Einsatz für Hockey is Diversity - Alena Hahn, Jule Flötgen, Michelle Lübbert – © Privat

Einsatz für Hockey is Diversity – Alena Hahn, Jule Flötgen, Michelle Lübbert – © Privat

DR: Am vergangenen Wochenende standest du in deinem Geburtsort Dinslaken für „Hockey is Diversity“ auf dem Eis. Wie unterstützt du die Organisation, die sich gegen Rassismus einsetzt, und wie war es für dich, mal wieder in der Heimat aufs Eis zu gehen? Musstest du lange überlegen, um hierfür zuzusagen?
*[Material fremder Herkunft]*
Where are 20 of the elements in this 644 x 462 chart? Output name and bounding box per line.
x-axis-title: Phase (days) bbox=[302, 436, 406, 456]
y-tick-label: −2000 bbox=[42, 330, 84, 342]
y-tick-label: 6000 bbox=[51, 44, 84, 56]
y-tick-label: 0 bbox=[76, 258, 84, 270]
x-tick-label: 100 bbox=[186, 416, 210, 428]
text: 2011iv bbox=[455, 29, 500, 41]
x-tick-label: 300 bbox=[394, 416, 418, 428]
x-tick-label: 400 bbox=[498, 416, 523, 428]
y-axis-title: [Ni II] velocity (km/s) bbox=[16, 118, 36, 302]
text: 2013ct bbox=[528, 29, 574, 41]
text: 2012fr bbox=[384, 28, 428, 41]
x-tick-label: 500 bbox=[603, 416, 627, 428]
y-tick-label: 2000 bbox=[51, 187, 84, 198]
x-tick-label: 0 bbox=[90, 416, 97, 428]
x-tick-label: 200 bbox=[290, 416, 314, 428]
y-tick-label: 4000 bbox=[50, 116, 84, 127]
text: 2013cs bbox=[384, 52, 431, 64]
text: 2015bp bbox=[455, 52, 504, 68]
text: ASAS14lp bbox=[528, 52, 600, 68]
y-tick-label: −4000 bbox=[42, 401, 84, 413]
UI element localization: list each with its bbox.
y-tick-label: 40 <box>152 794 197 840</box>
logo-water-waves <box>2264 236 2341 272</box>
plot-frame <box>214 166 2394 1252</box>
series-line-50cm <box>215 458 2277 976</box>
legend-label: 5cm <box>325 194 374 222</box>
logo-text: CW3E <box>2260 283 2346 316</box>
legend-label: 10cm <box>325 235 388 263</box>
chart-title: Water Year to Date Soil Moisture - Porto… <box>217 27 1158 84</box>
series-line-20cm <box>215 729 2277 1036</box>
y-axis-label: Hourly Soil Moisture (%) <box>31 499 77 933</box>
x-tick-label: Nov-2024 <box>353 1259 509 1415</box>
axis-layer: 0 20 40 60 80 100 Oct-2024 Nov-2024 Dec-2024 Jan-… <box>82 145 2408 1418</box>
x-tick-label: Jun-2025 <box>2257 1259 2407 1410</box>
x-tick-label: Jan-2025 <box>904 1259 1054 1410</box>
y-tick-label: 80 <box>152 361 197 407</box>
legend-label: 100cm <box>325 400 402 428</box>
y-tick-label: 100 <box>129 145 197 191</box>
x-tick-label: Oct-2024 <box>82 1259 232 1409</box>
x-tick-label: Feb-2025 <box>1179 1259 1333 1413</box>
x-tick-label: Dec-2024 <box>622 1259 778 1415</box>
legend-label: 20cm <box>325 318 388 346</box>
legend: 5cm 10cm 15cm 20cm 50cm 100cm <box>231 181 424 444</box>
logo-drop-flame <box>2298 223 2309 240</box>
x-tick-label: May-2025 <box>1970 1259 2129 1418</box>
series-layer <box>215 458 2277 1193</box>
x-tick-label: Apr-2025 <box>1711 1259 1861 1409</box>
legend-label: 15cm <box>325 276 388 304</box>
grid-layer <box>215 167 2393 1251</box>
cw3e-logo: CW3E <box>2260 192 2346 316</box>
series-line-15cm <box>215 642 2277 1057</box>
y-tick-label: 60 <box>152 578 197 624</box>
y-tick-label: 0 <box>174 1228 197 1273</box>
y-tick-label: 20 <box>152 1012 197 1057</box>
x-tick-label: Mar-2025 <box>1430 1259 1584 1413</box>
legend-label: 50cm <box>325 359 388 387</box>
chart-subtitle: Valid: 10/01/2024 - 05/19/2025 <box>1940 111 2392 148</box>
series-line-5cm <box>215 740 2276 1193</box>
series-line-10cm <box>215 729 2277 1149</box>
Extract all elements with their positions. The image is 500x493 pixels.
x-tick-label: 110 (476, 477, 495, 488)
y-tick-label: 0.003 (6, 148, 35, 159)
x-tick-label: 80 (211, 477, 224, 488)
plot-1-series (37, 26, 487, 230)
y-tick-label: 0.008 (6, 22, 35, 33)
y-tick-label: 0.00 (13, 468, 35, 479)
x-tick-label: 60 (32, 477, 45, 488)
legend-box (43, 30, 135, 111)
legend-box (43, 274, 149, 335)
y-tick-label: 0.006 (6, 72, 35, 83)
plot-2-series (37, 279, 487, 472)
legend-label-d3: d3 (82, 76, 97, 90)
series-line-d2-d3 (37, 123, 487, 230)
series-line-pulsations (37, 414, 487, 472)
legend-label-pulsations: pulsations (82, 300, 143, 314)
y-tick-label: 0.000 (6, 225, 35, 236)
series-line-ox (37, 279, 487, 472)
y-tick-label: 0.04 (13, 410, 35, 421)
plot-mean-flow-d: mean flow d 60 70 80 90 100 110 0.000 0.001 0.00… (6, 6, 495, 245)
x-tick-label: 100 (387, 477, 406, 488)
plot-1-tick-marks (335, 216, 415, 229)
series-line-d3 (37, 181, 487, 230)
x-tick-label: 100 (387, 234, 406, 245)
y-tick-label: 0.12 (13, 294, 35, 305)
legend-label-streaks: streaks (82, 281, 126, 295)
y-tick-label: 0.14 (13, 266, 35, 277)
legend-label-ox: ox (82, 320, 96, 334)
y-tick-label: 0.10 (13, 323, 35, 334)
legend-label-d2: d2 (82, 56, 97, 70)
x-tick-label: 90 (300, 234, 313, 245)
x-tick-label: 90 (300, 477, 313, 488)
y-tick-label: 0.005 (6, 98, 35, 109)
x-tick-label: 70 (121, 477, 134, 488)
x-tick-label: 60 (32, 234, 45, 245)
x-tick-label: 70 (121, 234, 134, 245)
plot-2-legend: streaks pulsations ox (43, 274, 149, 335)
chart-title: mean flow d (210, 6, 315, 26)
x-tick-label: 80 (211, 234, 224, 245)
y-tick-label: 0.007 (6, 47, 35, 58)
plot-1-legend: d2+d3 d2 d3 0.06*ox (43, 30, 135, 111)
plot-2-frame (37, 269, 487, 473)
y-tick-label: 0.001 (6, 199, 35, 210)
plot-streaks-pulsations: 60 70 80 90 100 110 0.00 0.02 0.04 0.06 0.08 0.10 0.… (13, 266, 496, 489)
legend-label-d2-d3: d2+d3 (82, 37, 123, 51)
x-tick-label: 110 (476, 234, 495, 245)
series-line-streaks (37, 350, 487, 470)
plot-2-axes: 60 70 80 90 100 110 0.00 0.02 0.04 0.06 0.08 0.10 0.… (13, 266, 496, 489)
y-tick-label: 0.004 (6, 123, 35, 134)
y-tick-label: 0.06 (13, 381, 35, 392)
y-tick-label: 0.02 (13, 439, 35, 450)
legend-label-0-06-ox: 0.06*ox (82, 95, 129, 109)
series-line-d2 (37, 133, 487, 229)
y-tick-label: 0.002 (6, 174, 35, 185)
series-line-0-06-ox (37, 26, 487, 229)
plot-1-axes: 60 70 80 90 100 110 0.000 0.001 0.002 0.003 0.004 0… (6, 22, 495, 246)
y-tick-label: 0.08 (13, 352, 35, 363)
Jule Flötgen: Ich bin schon eine längere Zeit mit Martin (Dr. Martin Hyun), Peter (Goldbach) und Katie (Ketzel) in Kontakt und unterstütze Hockey is Diversity so gut ich kann. Die Arbeit von HiD ist enorm wichtig, da wir in den Punkten Rassismus, Vielfalt und Gleichberechtigung in der Gesellschaft und im Sport immer noch sehr viel aufzuholen haben. Ich habe keine Sekunde gezögert, als Martin mich gefragt hat, ob ich an dem Spiel teilnehmen mag. Ich habe mich gefreut, mit vielen bekannten und neuen Gesichtern gemeinsam für eine gute Sache auf dem Eis zu stehen und eine gute Zeit zu haben. Dass es in Dinslaken war, hat es natürlich noch einmal etwas besonderer gemacht. Ich hoffe, dass sich die Veranstaltung in Dinslaken etablieren wird und wir gemeinsam noch viele Zeichen setzen können!

DR: Vielen Dank, dass du dir Zeit genommen hast, um unsere Fragen zu beantworten.